On tracing the history of Urquhart Church, first mentioned in a deed of 1237, we find that the original Parish Church, dedicated to St Margaret fell into disrepair early in the 19th Century, and was replaced by the church on Gashill in 1843. The Free Church members built the church at the East End of the village from stones from the former Parish Church, around the same time. The two churches were united in 1938, and in the mid 1940s the St Margaret’s Free Church and manse were sold, the proceeds being used to refurbish St Margaret’s Church Hall. Two beautiful stained glass windows from the Free Church and a Celtic Cross, thought to have come from the Priory founded in Urquhart in 1125, were incorporated into the building. When the Parish Church closed in 1988, the Communion table, Baptismal Font, and several chairs were placed in St Margaret’s Hall.

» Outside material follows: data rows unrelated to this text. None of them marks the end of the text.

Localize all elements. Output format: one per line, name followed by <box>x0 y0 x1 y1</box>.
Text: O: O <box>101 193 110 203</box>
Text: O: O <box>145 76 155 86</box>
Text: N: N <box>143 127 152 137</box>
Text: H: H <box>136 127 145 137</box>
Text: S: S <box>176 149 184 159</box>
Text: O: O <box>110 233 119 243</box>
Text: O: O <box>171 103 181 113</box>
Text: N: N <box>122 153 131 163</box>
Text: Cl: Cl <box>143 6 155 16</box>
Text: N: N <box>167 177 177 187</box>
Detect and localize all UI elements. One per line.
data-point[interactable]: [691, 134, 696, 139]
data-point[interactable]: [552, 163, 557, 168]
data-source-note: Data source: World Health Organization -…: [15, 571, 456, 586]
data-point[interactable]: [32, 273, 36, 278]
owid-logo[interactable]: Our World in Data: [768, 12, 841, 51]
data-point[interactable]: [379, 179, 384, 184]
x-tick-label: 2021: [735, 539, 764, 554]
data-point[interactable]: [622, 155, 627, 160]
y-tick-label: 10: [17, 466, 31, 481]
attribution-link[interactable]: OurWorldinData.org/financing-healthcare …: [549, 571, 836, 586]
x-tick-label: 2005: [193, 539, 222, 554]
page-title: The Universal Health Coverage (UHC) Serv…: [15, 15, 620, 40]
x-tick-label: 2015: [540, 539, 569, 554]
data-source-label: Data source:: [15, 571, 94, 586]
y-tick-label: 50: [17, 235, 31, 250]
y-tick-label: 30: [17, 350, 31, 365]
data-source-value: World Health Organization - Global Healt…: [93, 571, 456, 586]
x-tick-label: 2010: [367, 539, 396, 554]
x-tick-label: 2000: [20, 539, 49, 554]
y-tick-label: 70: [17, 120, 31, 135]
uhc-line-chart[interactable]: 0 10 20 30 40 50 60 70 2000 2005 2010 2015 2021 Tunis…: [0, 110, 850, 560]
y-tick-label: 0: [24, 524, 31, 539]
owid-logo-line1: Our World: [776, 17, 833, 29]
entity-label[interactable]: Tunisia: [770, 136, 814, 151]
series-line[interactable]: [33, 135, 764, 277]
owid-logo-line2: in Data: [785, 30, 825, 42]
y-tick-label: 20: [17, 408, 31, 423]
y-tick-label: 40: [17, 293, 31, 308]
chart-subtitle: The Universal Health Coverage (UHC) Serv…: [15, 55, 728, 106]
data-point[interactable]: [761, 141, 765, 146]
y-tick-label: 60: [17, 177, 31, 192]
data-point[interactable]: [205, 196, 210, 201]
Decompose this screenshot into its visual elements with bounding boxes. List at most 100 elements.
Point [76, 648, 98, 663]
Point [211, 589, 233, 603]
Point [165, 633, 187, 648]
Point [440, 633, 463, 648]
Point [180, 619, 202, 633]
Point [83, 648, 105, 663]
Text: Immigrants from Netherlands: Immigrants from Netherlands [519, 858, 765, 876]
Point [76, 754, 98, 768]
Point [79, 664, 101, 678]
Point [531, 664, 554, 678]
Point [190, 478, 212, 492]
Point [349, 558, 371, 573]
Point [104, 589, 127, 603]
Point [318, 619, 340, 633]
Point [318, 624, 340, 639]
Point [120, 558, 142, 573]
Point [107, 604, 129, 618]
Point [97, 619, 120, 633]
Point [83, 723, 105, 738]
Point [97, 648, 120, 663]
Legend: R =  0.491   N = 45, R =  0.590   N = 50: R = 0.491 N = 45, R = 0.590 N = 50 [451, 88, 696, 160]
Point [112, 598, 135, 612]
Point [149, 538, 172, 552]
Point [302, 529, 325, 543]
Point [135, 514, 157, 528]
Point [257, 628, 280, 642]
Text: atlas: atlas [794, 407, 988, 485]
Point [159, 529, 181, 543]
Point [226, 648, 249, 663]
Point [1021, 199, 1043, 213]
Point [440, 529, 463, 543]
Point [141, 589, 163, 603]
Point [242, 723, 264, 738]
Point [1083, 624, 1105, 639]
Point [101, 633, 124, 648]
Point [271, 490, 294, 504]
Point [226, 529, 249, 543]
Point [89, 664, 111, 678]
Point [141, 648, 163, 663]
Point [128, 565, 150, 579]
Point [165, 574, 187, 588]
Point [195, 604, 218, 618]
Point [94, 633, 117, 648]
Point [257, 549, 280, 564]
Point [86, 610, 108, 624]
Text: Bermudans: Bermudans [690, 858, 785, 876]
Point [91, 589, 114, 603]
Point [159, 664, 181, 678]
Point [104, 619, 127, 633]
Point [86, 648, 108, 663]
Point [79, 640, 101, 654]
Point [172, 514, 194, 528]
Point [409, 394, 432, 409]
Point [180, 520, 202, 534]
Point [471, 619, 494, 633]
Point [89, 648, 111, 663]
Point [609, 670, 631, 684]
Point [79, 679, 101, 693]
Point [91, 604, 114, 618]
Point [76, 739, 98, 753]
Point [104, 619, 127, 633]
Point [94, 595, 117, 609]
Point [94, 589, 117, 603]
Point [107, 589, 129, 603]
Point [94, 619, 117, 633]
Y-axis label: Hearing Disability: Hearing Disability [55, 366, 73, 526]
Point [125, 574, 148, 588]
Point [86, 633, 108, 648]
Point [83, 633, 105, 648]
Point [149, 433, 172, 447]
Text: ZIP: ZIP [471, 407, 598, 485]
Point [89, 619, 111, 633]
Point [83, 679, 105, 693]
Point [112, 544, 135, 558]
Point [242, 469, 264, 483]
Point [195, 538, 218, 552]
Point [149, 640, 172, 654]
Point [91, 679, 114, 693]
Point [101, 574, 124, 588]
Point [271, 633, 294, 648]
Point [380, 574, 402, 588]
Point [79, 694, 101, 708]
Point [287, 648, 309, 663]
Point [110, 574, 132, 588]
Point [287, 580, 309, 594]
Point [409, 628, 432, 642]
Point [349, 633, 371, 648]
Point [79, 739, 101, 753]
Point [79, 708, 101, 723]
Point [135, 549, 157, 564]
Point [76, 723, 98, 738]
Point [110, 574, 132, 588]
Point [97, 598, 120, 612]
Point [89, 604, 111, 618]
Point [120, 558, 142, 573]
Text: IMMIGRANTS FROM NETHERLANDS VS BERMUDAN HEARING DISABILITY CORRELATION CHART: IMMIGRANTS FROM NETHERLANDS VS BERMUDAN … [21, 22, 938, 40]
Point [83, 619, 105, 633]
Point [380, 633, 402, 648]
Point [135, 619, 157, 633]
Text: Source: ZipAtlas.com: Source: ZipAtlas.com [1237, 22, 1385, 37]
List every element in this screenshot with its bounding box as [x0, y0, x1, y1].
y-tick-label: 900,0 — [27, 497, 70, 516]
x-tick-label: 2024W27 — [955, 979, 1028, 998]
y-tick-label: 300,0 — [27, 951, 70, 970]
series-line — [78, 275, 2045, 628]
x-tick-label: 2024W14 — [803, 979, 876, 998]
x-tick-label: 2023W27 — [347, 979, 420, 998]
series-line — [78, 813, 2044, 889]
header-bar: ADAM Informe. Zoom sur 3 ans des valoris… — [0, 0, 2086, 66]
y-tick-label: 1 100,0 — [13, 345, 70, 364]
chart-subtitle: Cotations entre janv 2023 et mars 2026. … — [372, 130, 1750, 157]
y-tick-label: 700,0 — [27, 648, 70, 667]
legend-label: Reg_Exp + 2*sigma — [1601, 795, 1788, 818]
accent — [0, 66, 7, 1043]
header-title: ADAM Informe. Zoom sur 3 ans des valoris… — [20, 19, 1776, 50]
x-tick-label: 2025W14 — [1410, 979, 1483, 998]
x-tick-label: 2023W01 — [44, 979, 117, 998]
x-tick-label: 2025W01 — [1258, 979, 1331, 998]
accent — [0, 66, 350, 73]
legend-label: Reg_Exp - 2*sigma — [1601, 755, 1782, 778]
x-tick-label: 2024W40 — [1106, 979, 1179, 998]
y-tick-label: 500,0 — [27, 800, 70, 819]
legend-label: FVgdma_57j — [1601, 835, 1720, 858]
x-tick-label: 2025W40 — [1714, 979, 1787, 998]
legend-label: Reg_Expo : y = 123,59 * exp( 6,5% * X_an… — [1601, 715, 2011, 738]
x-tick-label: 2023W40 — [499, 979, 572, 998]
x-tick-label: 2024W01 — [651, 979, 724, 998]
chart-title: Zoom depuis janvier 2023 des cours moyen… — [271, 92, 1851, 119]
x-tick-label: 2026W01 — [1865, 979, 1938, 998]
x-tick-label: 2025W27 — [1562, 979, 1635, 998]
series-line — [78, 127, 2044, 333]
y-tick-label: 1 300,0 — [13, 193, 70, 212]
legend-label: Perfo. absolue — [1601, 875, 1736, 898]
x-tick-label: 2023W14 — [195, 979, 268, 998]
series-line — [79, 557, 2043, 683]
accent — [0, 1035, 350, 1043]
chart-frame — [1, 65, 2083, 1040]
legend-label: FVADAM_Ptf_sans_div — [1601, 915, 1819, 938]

The first reference to a church in Lhanbryde was in 1225 – St Bride’s Church in Walkers Crescent. This building became a ruin around 1783. Around the same time, the church at Kirkhill, in the Parish of St Andrews, was burned to the ground. These churches were replaced by the present building, and the parishes renamed St Andrews-Lhanbryd. Around 1930, a new vestry and session room were built on; around 1960 the small hall was added; and to celebrate the Bicentenary in 1984, a large hall was added.

Following the union of the two churches in 1988, the church and manse at Urquhart were sold, with St Margaret’s Hall being retained as our place of worship in Urquhart. The church formerly known as St Andrews-Lhanbryd became the St Andrews-Lhanbryd and Urquhart Parish Church.